Oleh karena itu Imam Asy Syafi’i rahimahullah (wafat 204
H) mengatakan:
إن لم يكن الفقهاء العاملون أولياء الله فليس لله ولي
“Jika para fuqaha (ulama) yang mengamalkan ilmu mereka
tidak disebut wali Allah, maka Allah tidak punya wali” (diriwayatkan Al Baihaqi
dalam Manaqib Asy Syafi’i, dinukil dari Al Mu’lim hal. 21).
Maka para ulama, orang-orang yang mengajarkan agama yang
benar, dan juga orang-orang yang belajar agama dan mengamalkannya, merekalah
wali-wali Allah yang paling nyata.
Perbedaan Karomah dengan Sihir dan Perdukunan
Syaikh Shalih al Fauzan menjelaskan tentang karomah,
“Diantara akidah ahlussunah wal Jama’ah adalah membenarkan adanya karomah wali.
Karomah wali adalah perkara khawariqul ‘adah (yang di luar kebiasaan manusia)
yang Allah jadikan pada diri sebagian wali-Nya, sebagai pemuliaan bagi mereka.
Ini ditetapkan dalam al Qur’an dan as Sunnah.
Orang-orang Mu’tazilah dan Jahmiyah mengingkari adanya
karomah.
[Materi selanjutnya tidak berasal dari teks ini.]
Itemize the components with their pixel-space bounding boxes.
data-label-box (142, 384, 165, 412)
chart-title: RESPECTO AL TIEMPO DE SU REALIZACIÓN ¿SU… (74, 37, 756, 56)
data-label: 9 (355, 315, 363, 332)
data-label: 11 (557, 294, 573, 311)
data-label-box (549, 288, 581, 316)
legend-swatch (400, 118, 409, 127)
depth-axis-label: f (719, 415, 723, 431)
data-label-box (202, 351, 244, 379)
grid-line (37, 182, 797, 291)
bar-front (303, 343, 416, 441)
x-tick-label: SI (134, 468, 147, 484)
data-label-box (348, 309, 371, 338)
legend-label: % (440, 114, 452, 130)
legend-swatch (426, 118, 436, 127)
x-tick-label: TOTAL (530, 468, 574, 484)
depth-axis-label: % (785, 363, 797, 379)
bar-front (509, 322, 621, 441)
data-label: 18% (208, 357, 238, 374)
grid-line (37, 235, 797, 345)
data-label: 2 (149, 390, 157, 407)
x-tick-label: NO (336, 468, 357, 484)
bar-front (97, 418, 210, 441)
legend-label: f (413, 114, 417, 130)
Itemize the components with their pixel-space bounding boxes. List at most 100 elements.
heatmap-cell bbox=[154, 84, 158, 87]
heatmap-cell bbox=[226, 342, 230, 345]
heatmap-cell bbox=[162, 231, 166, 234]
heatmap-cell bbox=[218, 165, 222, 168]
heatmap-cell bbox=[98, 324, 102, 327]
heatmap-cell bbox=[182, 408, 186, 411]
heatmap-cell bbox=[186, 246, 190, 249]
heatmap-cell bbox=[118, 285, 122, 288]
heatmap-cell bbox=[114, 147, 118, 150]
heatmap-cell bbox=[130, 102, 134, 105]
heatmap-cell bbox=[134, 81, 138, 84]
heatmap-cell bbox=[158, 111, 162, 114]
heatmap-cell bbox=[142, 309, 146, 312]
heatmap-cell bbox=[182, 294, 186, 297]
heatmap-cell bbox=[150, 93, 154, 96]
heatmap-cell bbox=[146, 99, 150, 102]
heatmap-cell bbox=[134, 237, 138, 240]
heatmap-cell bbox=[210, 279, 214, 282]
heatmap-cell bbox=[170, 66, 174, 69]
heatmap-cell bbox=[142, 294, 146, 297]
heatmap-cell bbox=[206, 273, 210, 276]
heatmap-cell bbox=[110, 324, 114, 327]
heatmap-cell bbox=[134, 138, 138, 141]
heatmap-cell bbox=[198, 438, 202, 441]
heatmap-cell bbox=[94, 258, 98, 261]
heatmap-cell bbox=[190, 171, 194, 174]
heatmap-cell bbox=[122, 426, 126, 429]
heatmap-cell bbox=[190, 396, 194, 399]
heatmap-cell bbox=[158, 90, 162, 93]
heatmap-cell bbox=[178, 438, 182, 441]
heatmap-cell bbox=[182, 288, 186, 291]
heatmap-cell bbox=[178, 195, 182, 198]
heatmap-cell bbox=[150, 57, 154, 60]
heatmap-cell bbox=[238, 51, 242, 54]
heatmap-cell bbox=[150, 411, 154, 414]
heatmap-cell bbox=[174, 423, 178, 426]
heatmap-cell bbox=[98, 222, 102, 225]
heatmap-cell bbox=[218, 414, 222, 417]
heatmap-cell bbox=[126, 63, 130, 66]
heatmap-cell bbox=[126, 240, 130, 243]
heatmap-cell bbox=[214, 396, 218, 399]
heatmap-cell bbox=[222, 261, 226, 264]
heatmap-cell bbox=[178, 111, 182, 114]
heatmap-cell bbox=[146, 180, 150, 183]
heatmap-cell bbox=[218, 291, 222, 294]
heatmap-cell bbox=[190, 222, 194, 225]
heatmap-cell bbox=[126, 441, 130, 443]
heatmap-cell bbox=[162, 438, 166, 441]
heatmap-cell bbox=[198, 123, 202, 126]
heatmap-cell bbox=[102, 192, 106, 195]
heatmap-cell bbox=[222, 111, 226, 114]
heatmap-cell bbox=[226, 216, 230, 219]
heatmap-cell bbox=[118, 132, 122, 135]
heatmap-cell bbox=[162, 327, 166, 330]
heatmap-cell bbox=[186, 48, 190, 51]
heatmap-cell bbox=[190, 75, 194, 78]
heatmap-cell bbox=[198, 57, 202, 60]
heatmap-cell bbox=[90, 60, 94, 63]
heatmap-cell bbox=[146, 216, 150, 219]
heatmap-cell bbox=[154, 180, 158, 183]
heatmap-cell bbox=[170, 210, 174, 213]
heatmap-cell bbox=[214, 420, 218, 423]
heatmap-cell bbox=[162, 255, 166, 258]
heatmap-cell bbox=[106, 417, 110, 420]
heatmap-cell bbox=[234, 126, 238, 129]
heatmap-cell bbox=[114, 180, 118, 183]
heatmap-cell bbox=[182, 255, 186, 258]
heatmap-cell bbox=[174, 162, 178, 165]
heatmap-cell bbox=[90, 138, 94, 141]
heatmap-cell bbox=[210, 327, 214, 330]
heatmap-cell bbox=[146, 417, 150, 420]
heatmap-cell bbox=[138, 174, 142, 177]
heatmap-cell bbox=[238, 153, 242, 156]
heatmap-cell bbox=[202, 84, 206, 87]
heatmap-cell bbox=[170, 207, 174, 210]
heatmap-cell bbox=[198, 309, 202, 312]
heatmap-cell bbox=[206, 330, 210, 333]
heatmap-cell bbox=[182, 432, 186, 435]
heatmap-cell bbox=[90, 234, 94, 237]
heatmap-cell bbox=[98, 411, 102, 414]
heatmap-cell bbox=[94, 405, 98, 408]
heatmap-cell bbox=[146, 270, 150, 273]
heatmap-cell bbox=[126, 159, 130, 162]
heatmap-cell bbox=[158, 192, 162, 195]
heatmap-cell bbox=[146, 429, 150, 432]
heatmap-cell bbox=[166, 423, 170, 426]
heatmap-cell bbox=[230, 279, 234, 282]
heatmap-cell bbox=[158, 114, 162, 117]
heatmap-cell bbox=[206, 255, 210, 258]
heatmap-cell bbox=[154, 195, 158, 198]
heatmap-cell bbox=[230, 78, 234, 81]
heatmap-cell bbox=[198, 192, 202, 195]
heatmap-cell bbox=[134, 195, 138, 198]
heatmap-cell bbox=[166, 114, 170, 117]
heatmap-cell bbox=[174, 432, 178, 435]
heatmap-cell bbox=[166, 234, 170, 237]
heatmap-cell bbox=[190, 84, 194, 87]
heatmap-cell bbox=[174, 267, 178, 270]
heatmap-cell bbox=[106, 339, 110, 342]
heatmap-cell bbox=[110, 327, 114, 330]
Mereka mengingkari perkara yang sudah menjadi suatu realita.
Namun perlu kita ketahui bersama, bahwa di zaman
sekarang, banyak orang yang terjerumus dalam kesesatan dalam masalah karomah
wali. Mereka ghuluw dalam masalah ini sampai-sampai menganggap sya’wadzah
(perdukunan), sihir setan dan dajjal sebagai karomah wali.
Padahal perbedaannya jelas antara karomah wali dan
perdukunan. Karomah dijadikan oleh Allah untuk terjadi pada diri orang yang
shalih. Sedangkan sya’wadzah (perdukunan) dilakukan oleh tukang sihir dan orang
sesat yang ingin menyesatkan manusia dan meraup harta mereka. Kemudian karomah
itu terjadi karena sebab ketaatan dan sya’wadzah terjadi karena kekufuran dan
maksiat” (Min Ushuli Aqidah Ahlissunnah, 37-38).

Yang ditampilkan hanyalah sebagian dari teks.